By: Investor Solutions

Many individuals who have retired early either by choice or force, those who have lost a spouse which was the primary wage earner or just individuals who need a little extra cash these days to make living easier might be finding it difficult to access their wealth if most of their cash is stuck in their retirement plans. If you are before the age of 59.5 and you try to take a distribution from an IRA, 401k, 403b or 457 plan, you will be assessed a 10% penalty on top of the ordinary tax that you would have to pay. In order to avoid this penalty and get cash from your IRA or 401k there is one thing you can do.

72 (t) distributions, what are they?

Many taxpayers under age 59-1/2 have worked hard to build an individual retirement account and might want to retire early. They should not be penalized for withdrawing money from their retirement account because they are not yet 59-1/2.

The code 72(t) is an Internal Revenue Service (IRS) rule that brings relief to individuals that are under 59.5 by allowing for penalty-free early withdrawals from an IRA account. The rule requires that the individual must take “substantially equal periodic payments” (SEPPs) over at least 5 years. The amounts may be variable or fixed depending on the method used to calculate the payments.

Substantially Equal Periodic Payment (SEPP)

A SEPP is a series of distributions from a qualified plan, 403(b) arrangement, or IRA, that are made in equal installment payments, over the life expectancy of the retirement account owner/plan participant, or the joint life expectancies of the account owner and his/her beneficiary. In general, a distribution is a SEPP if it is made as follows:

  • Not less frequently than annually
  • Made for the life (or life expectancy) of the participant or the joint lives (or joint life expectancies) of the participant and his/her designated beneficiary
  • Continued for five years or until the participant reaches age 59 ½, whichever is longer
  • Calculated using an IRS approved method

Should the account owner stray from the plan rules or modify the payments before 5 years and 59 1/2 the 10% penalty will be reinstated retroactively. The 10% penalty tax that would have been imposed on all payments, plus interest, is imposed in the year in which the modification occurs. Exceptions to this are death or disability of the owner. Also, a one-time election exists that allows participants to switch from the annuity or amortization method to the RMD method with no penalty assessed.

3 methods to calculate

  • The life expectancy method – calculated under the minimum distribution rules;
  • The amortization method – amortize account balance using life expectancies and a reasonable interest rate;
  • And the annuitization method – account balance divided by an annuity factor using both a reasonable mortality table and interest rate.
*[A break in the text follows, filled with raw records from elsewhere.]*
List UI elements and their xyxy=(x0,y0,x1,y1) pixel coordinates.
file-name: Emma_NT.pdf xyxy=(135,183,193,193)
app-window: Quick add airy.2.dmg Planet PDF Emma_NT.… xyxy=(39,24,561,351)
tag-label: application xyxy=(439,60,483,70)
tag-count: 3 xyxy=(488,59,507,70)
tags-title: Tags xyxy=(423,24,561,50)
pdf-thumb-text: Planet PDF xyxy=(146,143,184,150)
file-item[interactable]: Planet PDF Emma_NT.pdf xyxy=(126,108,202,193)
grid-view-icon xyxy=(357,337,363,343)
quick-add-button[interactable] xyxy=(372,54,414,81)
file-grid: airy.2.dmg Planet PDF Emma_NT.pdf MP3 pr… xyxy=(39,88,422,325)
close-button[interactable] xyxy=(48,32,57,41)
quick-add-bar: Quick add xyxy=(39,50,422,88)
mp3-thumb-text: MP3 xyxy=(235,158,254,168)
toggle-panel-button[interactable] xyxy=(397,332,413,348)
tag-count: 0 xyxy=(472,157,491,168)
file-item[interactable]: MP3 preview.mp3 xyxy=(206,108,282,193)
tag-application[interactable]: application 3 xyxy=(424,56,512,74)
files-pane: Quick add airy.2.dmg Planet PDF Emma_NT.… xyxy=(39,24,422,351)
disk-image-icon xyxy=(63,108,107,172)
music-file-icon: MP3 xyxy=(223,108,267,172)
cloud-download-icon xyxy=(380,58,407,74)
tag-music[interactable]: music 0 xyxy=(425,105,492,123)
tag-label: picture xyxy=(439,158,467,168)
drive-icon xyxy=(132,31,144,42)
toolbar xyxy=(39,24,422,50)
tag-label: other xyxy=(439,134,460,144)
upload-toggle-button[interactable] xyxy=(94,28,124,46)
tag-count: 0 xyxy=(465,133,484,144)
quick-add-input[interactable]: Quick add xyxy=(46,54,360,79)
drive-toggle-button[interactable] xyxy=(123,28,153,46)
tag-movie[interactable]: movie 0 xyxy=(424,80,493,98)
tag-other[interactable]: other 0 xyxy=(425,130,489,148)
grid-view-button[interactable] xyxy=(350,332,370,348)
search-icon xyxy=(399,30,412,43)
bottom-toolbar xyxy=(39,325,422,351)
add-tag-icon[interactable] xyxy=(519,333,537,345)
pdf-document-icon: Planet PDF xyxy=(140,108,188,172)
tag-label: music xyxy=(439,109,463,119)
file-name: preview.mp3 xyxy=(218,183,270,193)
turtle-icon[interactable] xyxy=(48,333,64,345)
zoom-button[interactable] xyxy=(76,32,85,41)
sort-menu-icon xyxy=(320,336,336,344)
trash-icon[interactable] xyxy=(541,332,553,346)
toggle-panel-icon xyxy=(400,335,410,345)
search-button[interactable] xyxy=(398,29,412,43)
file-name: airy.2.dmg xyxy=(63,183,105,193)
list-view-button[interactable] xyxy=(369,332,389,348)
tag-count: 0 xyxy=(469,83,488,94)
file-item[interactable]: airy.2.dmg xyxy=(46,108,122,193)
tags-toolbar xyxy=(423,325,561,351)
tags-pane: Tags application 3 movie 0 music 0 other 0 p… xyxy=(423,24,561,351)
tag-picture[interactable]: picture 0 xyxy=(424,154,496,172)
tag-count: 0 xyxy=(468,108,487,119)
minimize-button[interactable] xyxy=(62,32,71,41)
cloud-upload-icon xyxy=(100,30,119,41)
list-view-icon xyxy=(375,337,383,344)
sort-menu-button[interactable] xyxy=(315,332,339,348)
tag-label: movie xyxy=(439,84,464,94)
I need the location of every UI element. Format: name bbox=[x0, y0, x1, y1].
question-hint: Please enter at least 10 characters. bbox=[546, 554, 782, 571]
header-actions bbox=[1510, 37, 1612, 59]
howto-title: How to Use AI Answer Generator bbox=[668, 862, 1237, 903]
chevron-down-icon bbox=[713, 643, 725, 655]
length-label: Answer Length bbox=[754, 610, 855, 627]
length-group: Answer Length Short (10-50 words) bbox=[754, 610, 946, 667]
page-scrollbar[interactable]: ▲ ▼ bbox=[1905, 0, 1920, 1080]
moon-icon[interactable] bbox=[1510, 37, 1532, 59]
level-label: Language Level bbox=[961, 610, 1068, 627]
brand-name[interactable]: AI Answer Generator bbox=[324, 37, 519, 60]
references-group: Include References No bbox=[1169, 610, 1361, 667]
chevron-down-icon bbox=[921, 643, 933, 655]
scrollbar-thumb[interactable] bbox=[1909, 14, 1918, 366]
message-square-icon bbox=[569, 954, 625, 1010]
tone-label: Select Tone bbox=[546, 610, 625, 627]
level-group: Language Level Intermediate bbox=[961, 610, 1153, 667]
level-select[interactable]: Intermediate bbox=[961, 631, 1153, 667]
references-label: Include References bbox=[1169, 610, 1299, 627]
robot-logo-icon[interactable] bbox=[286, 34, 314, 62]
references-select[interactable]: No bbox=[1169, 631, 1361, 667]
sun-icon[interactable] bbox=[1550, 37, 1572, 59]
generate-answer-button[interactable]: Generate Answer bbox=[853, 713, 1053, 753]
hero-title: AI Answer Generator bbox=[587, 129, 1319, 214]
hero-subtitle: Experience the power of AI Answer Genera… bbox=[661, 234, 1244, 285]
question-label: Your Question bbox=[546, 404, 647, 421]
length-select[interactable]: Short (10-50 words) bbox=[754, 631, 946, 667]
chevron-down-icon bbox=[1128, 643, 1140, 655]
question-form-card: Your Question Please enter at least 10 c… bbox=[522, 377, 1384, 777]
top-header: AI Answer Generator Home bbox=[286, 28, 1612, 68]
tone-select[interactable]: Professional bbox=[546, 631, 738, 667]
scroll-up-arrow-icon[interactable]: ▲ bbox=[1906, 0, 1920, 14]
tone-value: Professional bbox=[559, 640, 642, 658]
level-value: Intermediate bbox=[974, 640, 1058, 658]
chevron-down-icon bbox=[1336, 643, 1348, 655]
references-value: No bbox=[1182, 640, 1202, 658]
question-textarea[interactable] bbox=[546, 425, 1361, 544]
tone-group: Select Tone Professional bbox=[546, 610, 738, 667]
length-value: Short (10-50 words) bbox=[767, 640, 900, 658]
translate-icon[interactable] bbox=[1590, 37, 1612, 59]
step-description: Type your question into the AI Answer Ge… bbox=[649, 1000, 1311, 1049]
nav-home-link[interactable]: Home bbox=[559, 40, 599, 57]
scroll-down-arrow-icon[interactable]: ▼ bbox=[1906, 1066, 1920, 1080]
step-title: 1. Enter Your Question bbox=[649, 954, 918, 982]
The following link provides a good calculator to determine the distributions allowed under each method .

To determine the distribution you will first need to know the size of the account you wish to take the distributions from. Any account earmarked for a distribution is considered independently of the owners other accounts and IRAs may be separated into smaller IRAs to provide for flexibility of distribution size. For example if an owner has an IRA (A) worth $1 million they may want to move $50k a new IRA (B) and begin 72t distributions from IRA (B). Once the 72t begins you cannot contribute or withdraw funds, other than the SEPP, from IRA (B) for 5 years and age 59 1/2. So, if the owner would like to increase their cash flows, they can set up an additional IRA (C) with a 72t and fund it from IRA (A).

SEPP Interest Rates

Once you know the size of the account you must find the applicable mid-term rate. The interest rate that may be used is any interest rate that is not more than 120 percent of the federal mid-term rate for either of the two months immediately preceding the month in which the distribution begins.
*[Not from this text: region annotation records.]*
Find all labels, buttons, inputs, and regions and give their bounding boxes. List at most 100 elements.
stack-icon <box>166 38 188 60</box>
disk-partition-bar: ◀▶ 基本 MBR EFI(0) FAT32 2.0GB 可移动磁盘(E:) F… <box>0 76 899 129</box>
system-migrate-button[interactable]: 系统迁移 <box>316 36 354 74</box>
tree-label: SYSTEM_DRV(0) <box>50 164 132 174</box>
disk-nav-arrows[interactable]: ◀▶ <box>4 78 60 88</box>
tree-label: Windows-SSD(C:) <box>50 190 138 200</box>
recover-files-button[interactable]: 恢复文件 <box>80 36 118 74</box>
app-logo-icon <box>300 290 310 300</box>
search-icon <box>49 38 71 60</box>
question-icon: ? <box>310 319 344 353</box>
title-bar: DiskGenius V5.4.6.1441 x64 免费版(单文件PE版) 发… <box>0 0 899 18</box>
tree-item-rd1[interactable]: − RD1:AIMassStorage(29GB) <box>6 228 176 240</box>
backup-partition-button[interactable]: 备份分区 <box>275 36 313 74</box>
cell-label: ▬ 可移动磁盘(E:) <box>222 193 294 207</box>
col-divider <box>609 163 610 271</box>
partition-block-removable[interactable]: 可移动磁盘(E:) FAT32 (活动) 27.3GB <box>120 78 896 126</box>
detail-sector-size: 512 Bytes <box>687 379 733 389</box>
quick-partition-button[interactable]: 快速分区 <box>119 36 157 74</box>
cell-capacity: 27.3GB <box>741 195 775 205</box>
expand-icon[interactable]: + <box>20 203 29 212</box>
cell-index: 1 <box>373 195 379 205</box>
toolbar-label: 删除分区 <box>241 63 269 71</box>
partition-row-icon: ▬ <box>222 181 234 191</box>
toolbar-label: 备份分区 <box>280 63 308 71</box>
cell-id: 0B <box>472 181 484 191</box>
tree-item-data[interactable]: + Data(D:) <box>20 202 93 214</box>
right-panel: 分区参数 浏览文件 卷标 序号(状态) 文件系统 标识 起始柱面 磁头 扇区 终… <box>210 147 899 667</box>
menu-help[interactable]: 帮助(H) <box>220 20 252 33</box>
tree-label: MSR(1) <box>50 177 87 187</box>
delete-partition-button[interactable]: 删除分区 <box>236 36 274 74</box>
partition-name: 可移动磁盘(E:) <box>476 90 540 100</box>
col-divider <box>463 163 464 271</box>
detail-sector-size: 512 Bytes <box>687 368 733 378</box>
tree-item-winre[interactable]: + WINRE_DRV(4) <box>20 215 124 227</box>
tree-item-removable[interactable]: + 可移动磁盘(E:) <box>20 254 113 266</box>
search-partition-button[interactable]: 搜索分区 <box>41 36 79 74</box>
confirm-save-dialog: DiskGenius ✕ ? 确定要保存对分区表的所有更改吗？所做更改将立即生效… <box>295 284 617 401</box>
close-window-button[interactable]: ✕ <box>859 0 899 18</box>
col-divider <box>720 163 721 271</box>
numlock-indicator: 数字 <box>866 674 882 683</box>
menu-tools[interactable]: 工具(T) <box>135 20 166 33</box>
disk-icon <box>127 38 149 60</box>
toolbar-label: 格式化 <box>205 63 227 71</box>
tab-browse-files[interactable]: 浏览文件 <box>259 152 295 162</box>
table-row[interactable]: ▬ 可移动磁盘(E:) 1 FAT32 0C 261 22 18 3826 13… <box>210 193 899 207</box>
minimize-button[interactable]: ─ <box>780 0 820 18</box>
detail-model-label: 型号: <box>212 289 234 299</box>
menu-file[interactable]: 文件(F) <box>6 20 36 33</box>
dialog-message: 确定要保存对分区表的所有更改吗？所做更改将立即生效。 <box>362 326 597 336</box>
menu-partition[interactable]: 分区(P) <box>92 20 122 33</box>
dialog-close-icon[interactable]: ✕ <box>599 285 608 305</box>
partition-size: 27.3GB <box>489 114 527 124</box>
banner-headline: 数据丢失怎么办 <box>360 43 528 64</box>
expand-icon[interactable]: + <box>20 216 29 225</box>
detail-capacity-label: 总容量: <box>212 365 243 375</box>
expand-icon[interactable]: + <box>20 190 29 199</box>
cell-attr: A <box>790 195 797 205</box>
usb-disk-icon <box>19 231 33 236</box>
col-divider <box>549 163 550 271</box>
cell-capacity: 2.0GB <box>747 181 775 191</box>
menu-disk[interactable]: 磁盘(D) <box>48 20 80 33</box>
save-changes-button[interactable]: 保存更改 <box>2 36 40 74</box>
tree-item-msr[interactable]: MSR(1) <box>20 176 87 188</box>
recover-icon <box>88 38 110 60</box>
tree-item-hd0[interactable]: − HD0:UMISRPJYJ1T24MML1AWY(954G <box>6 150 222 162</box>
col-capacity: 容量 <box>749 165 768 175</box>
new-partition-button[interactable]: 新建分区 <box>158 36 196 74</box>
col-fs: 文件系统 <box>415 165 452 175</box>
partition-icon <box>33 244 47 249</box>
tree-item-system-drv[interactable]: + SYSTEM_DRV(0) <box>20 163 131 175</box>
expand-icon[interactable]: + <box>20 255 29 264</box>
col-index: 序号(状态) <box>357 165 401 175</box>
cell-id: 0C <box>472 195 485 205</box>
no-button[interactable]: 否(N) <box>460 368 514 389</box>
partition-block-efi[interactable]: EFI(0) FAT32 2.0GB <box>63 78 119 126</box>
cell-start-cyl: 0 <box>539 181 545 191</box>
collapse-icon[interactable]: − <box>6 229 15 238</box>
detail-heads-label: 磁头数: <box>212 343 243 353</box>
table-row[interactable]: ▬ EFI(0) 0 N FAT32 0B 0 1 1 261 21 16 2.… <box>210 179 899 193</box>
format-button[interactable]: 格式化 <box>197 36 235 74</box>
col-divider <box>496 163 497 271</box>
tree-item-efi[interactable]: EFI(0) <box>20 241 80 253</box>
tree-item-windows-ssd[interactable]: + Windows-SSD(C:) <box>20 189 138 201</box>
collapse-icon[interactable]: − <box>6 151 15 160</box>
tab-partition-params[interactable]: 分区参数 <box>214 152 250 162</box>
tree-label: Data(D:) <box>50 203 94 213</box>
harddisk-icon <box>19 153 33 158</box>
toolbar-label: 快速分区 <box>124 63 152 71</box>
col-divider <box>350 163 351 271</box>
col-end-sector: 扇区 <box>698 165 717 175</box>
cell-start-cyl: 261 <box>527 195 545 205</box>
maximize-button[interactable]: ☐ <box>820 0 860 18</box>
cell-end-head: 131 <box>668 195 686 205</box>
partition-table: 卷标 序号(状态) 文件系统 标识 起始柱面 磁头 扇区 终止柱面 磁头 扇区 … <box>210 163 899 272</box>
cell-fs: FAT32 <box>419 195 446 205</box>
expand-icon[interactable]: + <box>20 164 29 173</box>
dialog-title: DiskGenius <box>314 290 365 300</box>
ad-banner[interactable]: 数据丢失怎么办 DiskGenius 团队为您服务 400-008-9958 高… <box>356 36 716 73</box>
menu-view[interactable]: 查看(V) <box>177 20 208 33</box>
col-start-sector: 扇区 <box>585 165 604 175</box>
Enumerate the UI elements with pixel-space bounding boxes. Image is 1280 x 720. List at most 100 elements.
This very conservative approach can help assure that you will not prematurely deplete your retirement account. If you have a higher rate of return your account can actually grow even while taking your planned distributions. However, if your account suffers, your IRA account may end up shrinking faster than you planned.

The Applicable Federal Rates [AFR] are published monthly by the Treasury around the 22nd of each month. Included in the published rates is the 120% Mid-Term Rate. You can find them here


The requirements for filing with the IRS depend on how form 1099-R is coded when you receive it from the Trustee/Custodian that is making the SEPP distributions. If 1099-R box 7 is coded with a 2 (early distribution, exception applies under age 591/2) then nothing additional needs to be filed. If however, box 7 has a code of 1 (Early distribution, no known exception) you must file IRS Form 5329 to claim the exemption to the 10% penalty tax.

When you have designed the plan, communicate with the Trustee/Custodian that will be making the distributions and see if they will be using a code of 2 on the 1099-R. If not, prepare to file form 5329 or perhaps use a new funding vehicle for the plan.

Qualified Plan Exception

There is one exception to the 10% penalty on early distribution from qualified retirement plans other than an IRA. For a 401k, 403b, 457 etc., if you retire, quit or are fired from your job in the year you turn 55 or after you may take distributions penalty free, according to IRS Publication 575. However, if you still have money in the plan of a former employer which you left the employment of before 55, you’ll have to wait until age 59½ to start taking withdrawals without penalty. This is another incentive to get any old 401ks rolled into your current 401k ASAP so that you will have access to these funds penalty free.